Introduction
Determining the functional roles of proteins is important to understand life at molecular level and has great biomedical and pharmaceutical implications [1-3]. Proteins with similar amino acids often have similar functions. Additionally, functions are often performed by proteins physically interacting with each other, or located in the same complex [4], or having similar structures. The availability of a large variety of genomic and proteomic data makes it possible to predict protein functions in silico by leveraging these data. More accurate functional inference of proteins can be achieved by integrating these heterogeneous sources of genomic and proteomic data [5,6]. The competitive algorithms from the first large-scale community-based critical assessment of protein function annotation (CAFA) also took advantage of heterogeneous data sources [2,7-9]. Some data integration based hybrid methods do something more sophisticated, i.e., incorporating the evolution knowledge [8], the pathways information [10] and negative examples [11,12].
A number of computational methods have been suggested to integrate heterogeneous data for inferring protein (or gene) functions [6,13]. Most of these techniques follow the same basic paradigm: first, they generate various functional association networks (one or more networks for one data source) that encode the implicit information of shared functions of proteins in each data source. Then these individual networks (or kernels) are combined, through a weighted sum, into a composite network, where the weights are optimized using labels, each label corresponding to a distinct protein function. Next, the composite network, along with the function labels, are given in input to a network (or kernel) based classification algorithm [5,14-16] to compute the likelihood of a specific function label for a protein.
The functional association network is an inherent and widely applied representation for encoding information of shared protein functions from high-throughput proteomic (or genomic) data sources (i.e., protein-protein interactions (PPI), protein sequences). In this representation, a node in the network corresponds to a protein, and the weights of the edges of connected nodes are specified to capture the evidence (or reliability) of shared functions derived from one data source. These weights are computed by a specific similarity metric for a given data source. For example, string kernels [17] for protein sequences, Pearson's correlation coefficients for gene expression profiles. In this way, each data source can be transformed into a network (or kernel). To leverage the networks derived from heterogeneous data sources to predict protein functions, some approaches first train individual classifiers on these networks and then use ensemble learning techniques to combine these classifiers [7,9,11,18]. Another set of algorithms first integrate these networks into a composite network and then train network-based learning methods [5,14-16]. In this study, we focus on the second kind of algorithms.

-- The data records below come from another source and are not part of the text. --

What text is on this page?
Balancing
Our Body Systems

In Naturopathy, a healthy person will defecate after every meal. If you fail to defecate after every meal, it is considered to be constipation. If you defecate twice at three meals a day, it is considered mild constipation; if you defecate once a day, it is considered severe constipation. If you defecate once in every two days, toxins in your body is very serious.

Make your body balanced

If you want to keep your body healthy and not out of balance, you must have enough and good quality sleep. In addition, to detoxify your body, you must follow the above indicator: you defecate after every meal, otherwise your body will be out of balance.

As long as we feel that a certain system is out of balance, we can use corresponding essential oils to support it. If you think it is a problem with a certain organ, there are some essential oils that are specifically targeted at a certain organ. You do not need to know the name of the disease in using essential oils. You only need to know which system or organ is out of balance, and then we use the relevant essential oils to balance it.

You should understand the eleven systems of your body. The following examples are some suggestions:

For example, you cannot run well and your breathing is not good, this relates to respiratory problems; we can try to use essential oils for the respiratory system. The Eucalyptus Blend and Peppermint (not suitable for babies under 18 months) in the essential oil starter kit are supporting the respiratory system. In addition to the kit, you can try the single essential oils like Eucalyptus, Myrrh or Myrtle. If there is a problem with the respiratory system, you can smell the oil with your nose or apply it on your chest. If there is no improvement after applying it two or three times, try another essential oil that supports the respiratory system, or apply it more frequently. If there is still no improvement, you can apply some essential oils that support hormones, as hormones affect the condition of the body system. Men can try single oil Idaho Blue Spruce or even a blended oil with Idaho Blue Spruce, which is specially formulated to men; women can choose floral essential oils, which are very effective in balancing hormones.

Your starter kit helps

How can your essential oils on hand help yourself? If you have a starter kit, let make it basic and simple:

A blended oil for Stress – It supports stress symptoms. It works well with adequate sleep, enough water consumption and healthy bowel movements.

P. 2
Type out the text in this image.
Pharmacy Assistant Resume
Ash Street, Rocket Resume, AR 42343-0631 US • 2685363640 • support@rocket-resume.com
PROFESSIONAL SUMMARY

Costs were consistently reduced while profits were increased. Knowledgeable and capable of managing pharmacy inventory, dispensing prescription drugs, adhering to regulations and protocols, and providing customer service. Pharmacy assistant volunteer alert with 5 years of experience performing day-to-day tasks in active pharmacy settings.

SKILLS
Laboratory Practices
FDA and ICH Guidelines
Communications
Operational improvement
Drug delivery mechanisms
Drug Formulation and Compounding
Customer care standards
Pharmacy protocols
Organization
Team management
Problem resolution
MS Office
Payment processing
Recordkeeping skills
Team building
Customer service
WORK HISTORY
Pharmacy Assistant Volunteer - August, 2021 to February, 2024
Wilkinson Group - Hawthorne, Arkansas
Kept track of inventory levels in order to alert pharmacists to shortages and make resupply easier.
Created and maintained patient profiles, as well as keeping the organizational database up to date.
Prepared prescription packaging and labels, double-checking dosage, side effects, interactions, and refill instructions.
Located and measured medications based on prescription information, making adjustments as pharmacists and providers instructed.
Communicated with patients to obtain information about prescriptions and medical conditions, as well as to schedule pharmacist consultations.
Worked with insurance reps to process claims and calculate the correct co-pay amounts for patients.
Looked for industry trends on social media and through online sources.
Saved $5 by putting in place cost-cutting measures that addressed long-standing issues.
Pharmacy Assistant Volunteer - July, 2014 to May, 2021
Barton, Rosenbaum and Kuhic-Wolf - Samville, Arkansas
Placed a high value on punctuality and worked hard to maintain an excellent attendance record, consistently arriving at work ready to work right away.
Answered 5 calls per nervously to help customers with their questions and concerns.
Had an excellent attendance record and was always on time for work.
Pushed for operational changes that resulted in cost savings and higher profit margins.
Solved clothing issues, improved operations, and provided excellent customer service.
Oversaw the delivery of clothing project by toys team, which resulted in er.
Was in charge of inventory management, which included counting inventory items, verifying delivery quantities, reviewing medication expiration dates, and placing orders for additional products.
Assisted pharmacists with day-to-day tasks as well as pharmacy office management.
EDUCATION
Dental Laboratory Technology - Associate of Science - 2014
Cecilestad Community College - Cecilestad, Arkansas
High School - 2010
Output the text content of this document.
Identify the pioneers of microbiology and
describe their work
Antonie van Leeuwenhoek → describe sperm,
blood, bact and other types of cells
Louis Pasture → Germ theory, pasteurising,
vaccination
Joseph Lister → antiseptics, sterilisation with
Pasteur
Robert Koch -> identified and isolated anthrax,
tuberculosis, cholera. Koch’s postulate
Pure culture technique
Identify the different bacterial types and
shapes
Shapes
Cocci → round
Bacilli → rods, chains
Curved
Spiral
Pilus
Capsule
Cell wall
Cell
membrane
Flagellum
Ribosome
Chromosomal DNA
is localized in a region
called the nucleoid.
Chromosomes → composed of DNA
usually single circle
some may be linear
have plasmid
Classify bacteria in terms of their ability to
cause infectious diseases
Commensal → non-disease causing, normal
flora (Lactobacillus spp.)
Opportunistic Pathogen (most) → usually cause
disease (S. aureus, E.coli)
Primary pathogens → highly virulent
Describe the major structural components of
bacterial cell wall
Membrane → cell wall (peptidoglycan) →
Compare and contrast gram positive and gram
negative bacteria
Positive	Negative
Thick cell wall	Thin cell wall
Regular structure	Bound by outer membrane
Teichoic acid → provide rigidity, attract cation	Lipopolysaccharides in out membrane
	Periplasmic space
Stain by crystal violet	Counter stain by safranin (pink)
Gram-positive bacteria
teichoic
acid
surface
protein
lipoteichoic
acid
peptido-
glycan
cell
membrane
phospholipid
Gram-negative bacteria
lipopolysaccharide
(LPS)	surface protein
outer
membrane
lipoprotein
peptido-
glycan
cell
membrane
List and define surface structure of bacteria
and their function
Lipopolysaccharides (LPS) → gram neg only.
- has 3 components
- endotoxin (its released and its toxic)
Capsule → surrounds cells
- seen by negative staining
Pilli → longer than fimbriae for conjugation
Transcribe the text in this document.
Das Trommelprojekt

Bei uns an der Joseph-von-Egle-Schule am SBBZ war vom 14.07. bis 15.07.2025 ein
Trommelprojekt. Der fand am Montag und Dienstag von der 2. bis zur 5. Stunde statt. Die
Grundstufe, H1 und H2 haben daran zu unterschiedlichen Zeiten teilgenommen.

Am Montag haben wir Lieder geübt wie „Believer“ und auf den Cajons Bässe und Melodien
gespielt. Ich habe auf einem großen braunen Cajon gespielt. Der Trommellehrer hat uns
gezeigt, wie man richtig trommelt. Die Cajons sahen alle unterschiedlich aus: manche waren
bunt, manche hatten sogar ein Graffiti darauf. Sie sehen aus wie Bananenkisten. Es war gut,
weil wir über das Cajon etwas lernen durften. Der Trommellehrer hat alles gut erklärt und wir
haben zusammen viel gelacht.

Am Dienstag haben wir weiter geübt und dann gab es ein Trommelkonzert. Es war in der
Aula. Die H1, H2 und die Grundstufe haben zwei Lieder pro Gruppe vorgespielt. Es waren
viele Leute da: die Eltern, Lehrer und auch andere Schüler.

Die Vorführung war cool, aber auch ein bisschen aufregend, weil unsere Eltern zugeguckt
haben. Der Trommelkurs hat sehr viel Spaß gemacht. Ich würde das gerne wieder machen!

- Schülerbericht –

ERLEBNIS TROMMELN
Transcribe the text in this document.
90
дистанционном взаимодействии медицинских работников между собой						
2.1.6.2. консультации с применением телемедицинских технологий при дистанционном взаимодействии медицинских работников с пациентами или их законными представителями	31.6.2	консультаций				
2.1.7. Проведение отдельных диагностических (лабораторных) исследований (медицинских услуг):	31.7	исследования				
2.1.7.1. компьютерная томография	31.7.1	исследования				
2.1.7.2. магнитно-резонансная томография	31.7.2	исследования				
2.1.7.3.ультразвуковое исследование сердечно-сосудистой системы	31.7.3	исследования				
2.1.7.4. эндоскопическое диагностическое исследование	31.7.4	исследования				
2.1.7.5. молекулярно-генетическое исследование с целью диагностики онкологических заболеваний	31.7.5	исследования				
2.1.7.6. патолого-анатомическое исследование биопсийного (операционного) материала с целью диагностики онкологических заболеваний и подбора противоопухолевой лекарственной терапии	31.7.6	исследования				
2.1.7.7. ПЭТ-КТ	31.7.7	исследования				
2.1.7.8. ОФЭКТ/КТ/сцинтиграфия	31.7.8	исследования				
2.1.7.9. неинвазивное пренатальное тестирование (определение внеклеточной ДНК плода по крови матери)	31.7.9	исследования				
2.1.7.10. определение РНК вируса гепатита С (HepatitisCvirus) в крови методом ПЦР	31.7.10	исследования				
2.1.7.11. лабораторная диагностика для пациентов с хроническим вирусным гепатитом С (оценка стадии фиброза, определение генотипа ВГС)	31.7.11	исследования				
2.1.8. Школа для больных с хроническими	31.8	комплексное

Current techniques on integrating multiple networks can be mainly divided into two categories: (i) several approaches model the composite kernel optimization and the final predictor training as separate problems. As such they may not necessarily result in optimal predictors [15,16]. (ii) Some methods optimize the composite network and the predictor for each functional label separately [5,14]. Since protein functions are inter-correlated and most functional labels often have a relatively small number of member proteins, these algorithms ignore the interrelationship among labels, which can often be used to boost the prediction accuracy [3,19]. Furthermore, they have to resort to time consuming special techniques (i.e., parameter tuning, regularization) to avoid the over-fitting problem and to optimize a composite network for each label.
To overcome the limitations of existing techniques, we introduce a new approach to integrate Multiple Networks (MNet) for prediction of protein functions. Unlike the aforementioned methods, MNet jointly optimizes the multiple network integration and the network-based classifier for a set of function labels in a unified objective function. In addition, MNet takes into account the unbalanced label problem in protein function prediction, and incorporates a label weighted scheme into the unified objective function to give more emphasis to the functional labels with fewer proteins. Our empirical study on four publicly available species (yeast, human, fly, and mouse, with different number of individual networks), annotated with thousands of GO terms, shows that MNet performs better (according to different evaluation criteria) than other related techniques. Furthermore, MNet, unlike the competitive methods, enables an easy selection of suitable parameters.